Question

Find the rank of the word ‘MOTHER’ in dictionary format.

Answer 1

Hint: To solve this problem, we will use the fact that dictionary format uses the alphabetical format. Thus, we will try to find the number of combinations of the words that can be made from the letters M, O, T, H, E and R which are in alphabetical order below the word, ‘MOTHER’. This will help us provide the rank of the word ‘MOTHER’.

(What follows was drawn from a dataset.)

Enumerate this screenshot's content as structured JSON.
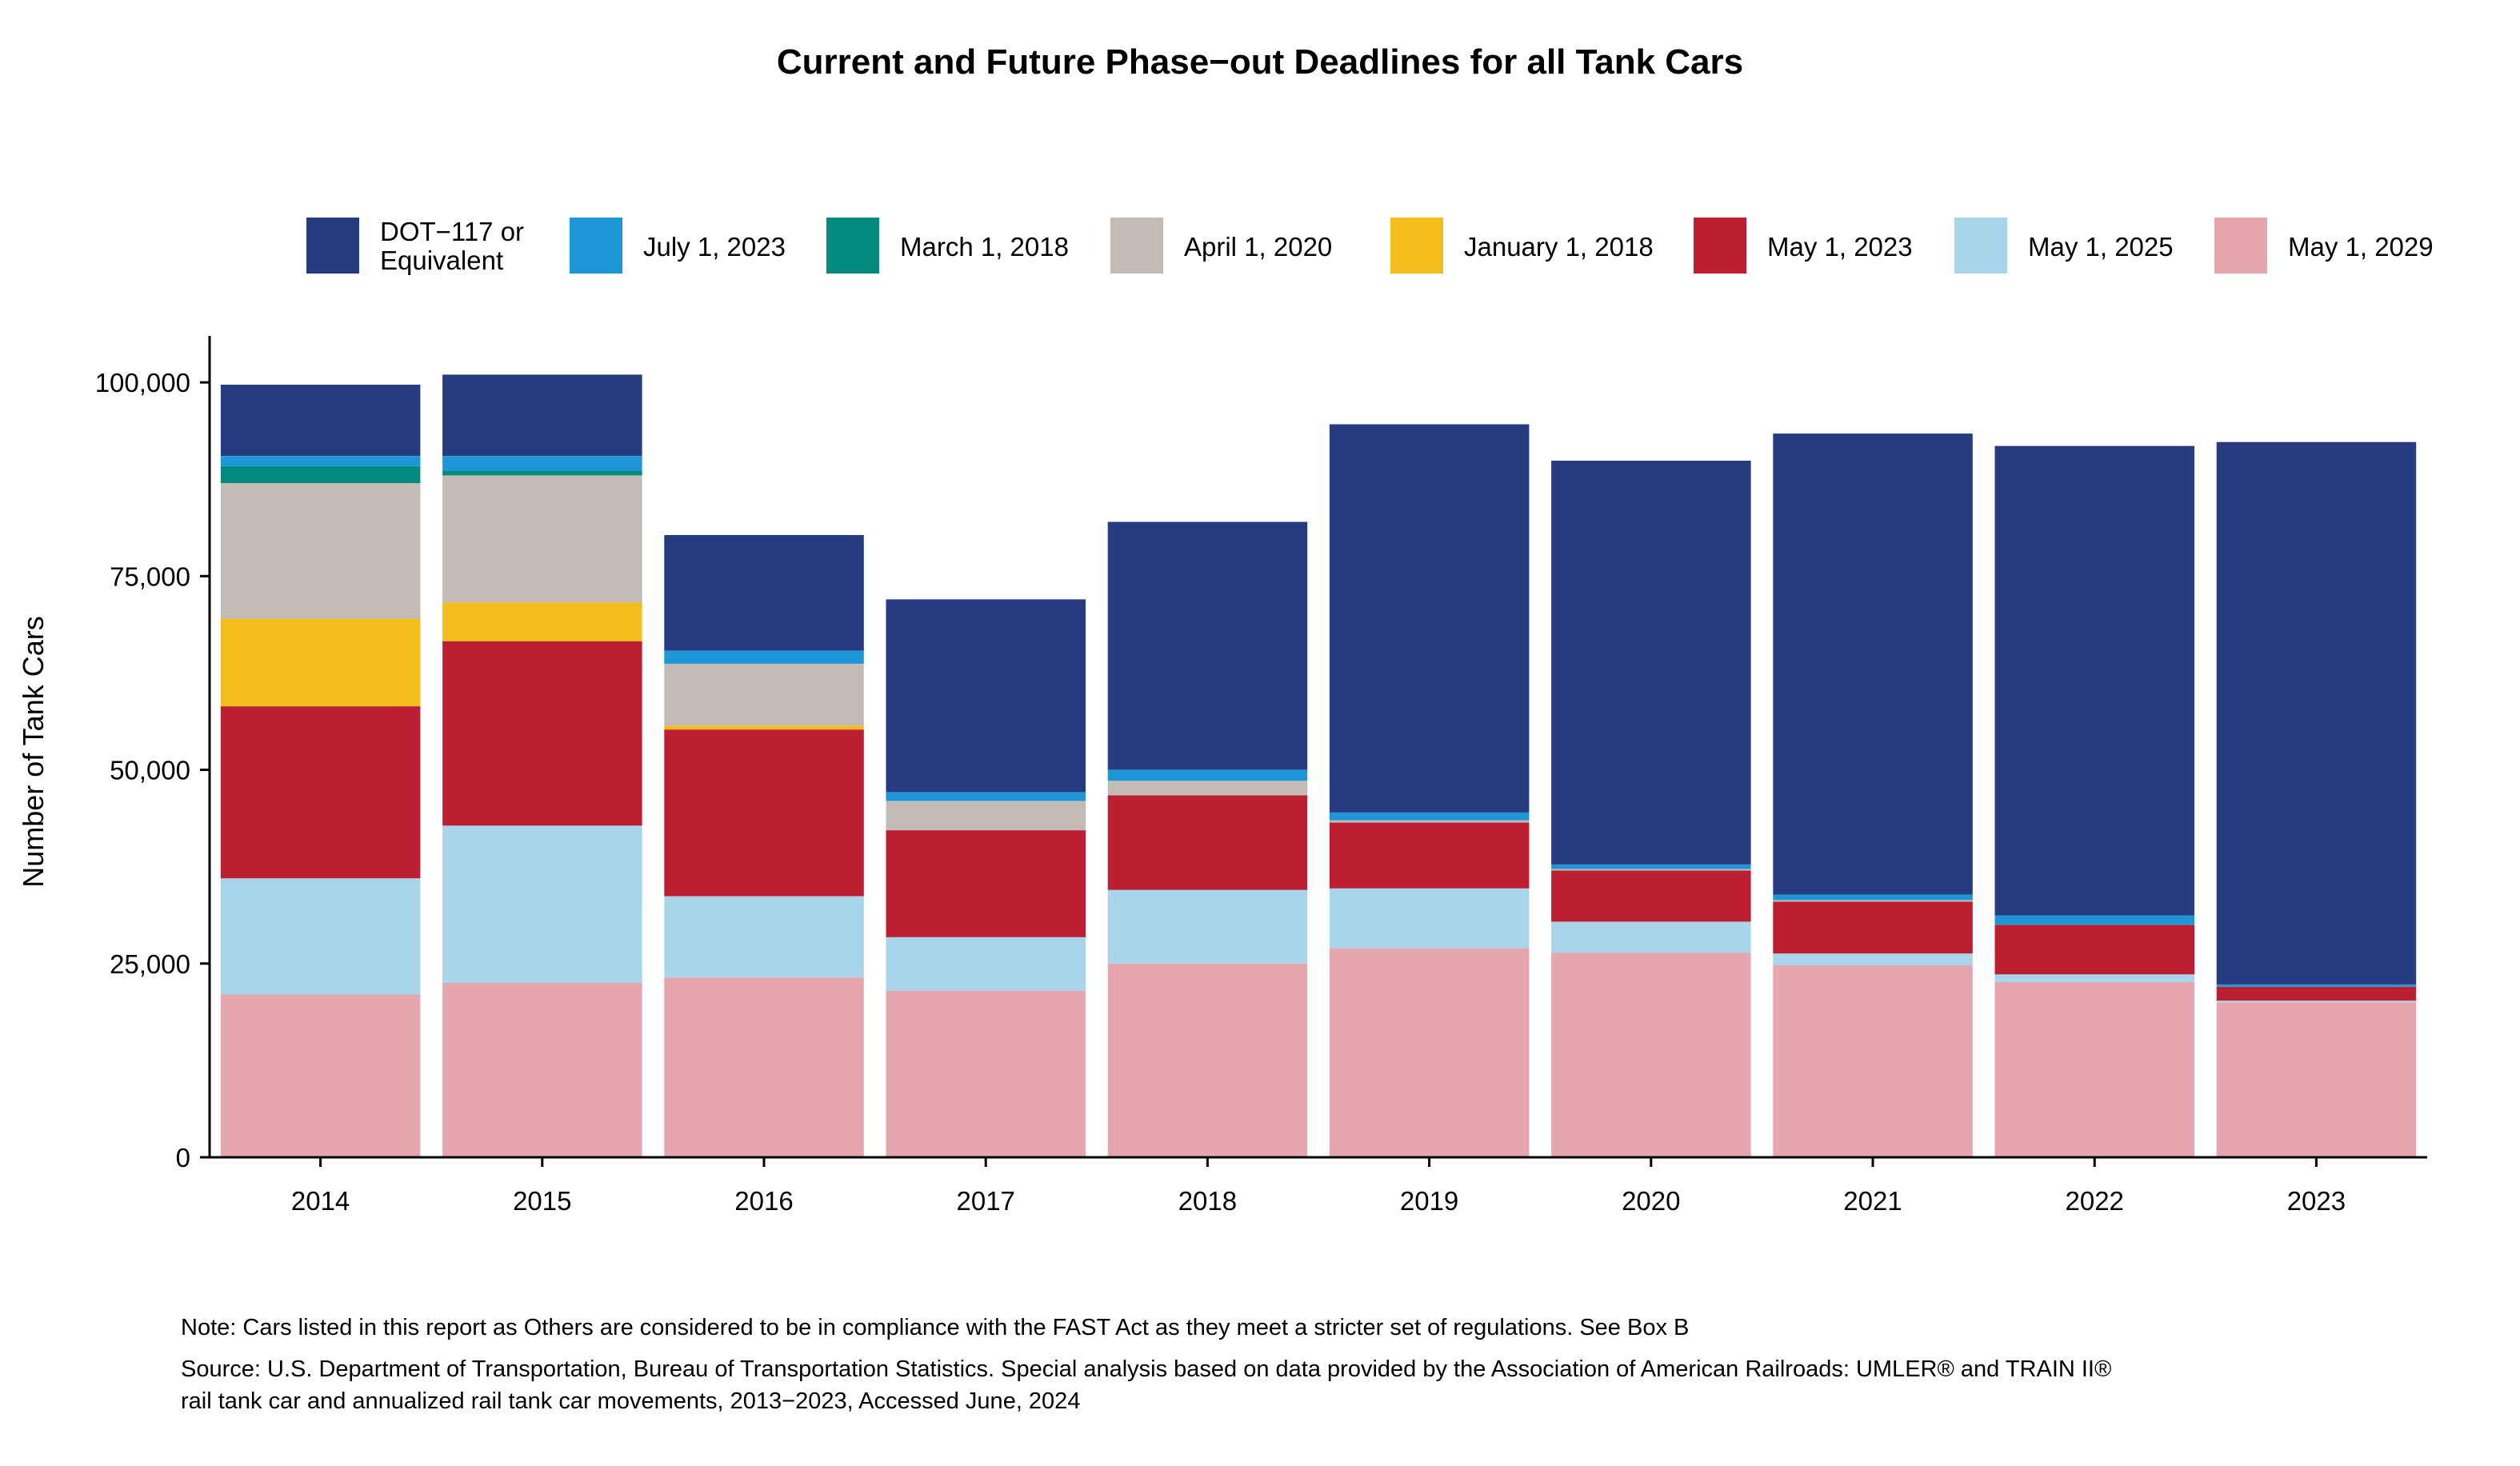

Complete step-by-step answer:
For solving this question, we will first try to find the total number of combinations that can be made from the letters M, O, T, H, E and R. In general, the formula for this is n! (in this case, it is 6! = 720). However, this is clearly not the rank of the word ‘MOTHER’ since this would not be the last word alphabetically made from the letters M, O, T, H, E and R (in fact, the last word would be TROMHE). So, we start with finding the list of letters alphabetically below, ‘MOTHER’. We start with the first lowest letter which is E. Thus, the letters made with E as the first letter would be 5! = 120 (since, first place, E is fixed and thus only the next five letters change the permutation).
Similarly, the next lowest letter after E is H. Thus, similarly, if we fix H at first place, again the number of combinations would be 5! = 120. After this, the next letter after H is M. Now, in this case, this aligns with the required word (MOTHER).
Now, instead of calculating all the combinations. We first fix the second letter. Alphabetically, this would be E (Now, the first two letters that are ME are fixed). Now, the total number of combinations with these two letters fixed are 4! = 24.
Next, we fix the second letter alphabetically (which would be H, thus now MH is fixed). Again the combinations would be 4! = 24.
Alphabetically, the next available letter would be O (since, M is already occupied in first place). Again, MO aligns with the word ‘MOTHER’. So, now, we will try to fix 3 letters and then find the combinations. Again, alphabetically, we have E (thus, fixing MOE), we have total combinations as 3! = 6.
Next, the letter alphabetically would be H (thus, fixing MOH), we have total combinations as 3! = 6.
Next, available letters alphabetically would be R (thus, fixing MOR), we have total combinations as 3! = 6.
Now, the next letter would be T. This aligns with the word ‘MOTHER’. Now, we fix 4 letters. Thus, the first available letter would be E (MOTE is fixed). Thus, we have 2 combinations possible (2! = 2). Now, the next letter would be H, thus, again MOTH aligns with the word MOTHER. Now, the next available letter would be E (thus, MOTHE is fixed). However, this again aligns with the word MOTHER. Thus, we have all the combinations.
Thus, we first sum up all the total number of combinations we have. This is given by 120 + 120 + 24 + 24 + 6 + 6 + 6 + 2 = 308. Since, there are 308 combinations before the word, ‘MOTHER’. The rank of the word MOTHER is 308 + 1 =309.

Note: Generally, solving problems involving dictionaries is similar to having a set of sorted words (in terms of alphabets). The only task we have to do is to then find at which position the word lies on these lists of sorted words. For this, in manual calculations (that is by permutations and combination), we have to find all the number of combinations before the required word. In case of non-manual methods (such as in computer algorithms containing the list of these sorted words), we can use methods like binary search to find the rank of the word more efficiently and quicker than the method we used in the solution above.